Bombay High Court ruled that there must be skin-to-skin contact with sexual intent for an act to be considered a sexual assault under the POCSO Act.

Bombay High Court ruled that there must be skin-to-skin contact with sexual intent for an act to be considered a sexual assault under the POCSO Act.On January 28, The Hindu reported that the Nagpur Bench of the Bombay High Court ruled that “The acts of ‘holding the hands of the prosecutrix’ (female victim), or ‘opened zip of the pant’ in the opinion of this Court, does not fit in the definition of ‘sexual assault’ ”, and dismissed the conviction of a man under the Protection of Children from Sexual Offences Act (POCSO).

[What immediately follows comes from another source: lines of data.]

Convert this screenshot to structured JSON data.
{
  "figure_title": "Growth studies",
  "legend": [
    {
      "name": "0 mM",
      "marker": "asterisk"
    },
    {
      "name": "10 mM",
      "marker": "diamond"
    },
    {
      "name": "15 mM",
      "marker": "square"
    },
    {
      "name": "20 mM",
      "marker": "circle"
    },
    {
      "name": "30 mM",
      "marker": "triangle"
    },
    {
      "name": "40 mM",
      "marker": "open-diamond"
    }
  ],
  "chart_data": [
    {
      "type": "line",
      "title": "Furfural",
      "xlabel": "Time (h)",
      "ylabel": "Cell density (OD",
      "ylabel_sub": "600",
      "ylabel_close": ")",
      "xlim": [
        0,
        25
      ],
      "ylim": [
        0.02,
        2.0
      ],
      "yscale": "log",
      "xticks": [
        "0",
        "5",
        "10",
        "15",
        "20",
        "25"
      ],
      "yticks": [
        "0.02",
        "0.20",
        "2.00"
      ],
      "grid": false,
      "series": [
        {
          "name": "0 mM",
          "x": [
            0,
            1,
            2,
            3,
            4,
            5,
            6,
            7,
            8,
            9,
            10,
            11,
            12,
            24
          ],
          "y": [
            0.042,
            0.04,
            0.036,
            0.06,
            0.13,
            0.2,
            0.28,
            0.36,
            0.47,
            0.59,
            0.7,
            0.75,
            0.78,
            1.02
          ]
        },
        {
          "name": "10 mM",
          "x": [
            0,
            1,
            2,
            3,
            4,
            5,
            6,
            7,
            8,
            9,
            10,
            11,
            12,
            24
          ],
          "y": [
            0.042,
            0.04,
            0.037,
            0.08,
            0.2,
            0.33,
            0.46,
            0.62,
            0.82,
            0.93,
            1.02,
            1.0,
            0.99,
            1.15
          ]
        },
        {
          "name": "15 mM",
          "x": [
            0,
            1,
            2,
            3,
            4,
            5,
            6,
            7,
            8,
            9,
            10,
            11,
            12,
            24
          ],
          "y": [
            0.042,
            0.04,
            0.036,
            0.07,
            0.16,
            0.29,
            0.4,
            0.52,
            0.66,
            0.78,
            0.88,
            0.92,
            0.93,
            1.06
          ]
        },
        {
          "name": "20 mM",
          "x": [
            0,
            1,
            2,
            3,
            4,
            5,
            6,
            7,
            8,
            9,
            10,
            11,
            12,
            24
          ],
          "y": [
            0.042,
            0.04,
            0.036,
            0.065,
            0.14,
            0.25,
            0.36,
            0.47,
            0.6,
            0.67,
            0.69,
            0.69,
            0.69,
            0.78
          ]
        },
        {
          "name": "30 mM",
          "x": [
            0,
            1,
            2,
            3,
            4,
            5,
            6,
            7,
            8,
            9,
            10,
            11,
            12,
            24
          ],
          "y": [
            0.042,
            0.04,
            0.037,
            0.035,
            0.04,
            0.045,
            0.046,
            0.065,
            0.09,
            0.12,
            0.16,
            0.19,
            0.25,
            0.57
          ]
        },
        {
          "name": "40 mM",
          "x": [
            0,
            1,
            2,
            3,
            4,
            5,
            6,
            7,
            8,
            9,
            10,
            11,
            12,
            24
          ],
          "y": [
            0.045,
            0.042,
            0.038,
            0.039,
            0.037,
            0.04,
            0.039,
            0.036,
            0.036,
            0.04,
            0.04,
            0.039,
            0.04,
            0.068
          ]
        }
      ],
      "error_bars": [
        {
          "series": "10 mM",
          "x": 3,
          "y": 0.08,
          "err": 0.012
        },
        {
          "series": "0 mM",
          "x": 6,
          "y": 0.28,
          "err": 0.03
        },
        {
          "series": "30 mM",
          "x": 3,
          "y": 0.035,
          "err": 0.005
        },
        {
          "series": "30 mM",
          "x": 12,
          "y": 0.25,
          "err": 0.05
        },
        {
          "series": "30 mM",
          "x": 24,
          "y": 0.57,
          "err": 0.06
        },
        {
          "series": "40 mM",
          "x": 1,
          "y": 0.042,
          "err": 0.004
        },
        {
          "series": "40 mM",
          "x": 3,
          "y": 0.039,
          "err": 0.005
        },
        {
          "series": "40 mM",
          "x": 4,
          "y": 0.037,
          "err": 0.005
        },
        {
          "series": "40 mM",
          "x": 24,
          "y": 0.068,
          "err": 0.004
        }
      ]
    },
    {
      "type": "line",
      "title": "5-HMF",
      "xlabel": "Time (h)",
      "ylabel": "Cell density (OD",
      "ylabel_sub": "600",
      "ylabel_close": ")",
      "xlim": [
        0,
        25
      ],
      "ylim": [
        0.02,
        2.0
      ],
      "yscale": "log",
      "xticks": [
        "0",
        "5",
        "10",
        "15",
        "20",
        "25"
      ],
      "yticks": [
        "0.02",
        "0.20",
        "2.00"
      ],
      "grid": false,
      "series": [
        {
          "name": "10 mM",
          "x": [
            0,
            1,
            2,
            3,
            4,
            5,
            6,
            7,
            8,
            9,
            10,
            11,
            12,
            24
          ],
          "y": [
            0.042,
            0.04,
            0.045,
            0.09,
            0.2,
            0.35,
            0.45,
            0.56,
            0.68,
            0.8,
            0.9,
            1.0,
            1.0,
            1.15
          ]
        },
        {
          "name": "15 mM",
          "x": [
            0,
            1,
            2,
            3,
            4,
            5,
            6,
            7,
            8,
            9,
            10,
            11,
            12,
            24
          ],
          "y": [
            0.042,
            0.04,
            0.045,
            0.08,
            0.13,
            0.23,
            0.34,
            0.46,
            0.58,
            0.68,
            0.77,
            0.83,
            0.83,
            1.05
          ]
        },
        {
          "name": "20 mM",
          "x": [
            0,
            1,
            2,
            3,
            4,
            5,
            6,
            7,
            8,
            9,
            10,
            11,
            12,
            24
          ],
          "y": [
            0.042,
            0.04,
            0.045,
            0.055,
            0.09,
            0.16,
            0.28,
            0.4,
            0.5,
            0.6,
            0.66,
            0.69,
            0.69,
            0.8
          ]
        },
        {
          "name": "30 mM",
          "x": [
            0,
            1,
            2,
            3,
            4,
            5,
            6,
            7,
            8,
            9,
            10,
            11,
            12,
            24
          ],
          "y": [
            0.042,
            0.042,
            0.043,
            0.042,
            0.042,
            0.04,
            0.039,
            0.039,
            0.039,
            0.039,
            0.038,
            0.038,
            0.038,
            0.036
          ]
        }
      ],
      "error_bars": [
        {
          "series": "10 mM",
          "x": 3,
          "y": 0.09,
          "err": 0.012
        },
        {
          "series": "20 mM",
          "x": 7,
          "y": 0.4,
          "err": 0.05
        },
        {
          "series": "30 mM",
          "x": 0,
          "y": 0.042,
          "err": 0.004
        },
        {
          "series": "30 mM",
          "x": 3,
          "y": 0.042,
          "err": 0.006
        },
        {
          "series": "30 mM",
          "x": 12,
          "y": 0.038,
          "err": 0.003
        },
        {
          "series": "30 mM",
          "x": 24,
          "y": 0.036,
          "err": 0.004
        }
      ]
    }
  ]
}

According to LiveLaw, "the case was registered after the complaint was lodged by the girl's mother, who said that she saw the accused, whose pants zip was opened, holding her daughter's hands. She further testified that her daughter informed her that the appellant/accused removed his pant and asked her to come to the bed for sleeping".

Justice Ganediwala ruled that this act will not come under the definition of "sexual assault" POSCO Act 2012. However, the Court held that such acts would amount to "sexual harassment" under Section 354-A(1)(i) of the Indian Penal Code. According to POCSO, 'sexual assault', when committed against a child aged less than 12 years, it will become 'aggravated sexual assault' under Section 10. "But because the offense of 'aggravated sexual assault' has a minimum sentence of five years imprisonment, the Court said that allegations are not sufficient to fix criminal liability on the accused for that offense under Section 10 POCSO," reported LiveLaw.

Earlier on January 19, Justice Ganediwala had acquitted a man charged under the POCSO Act and again convicted him under ‘minor offence’ of IPC as, “There is no direct physical contact i.e skin-to-skin with sexual intent without penetration”. But the Attorney General for India, K K Venugopal, brought this judgment to the attention of the Supreme Court and said that the judgment is "unprecedented" and will set a "dangerous precedent". Subsequently, the Supreme Court stayed the acquittal under the POSCO Act.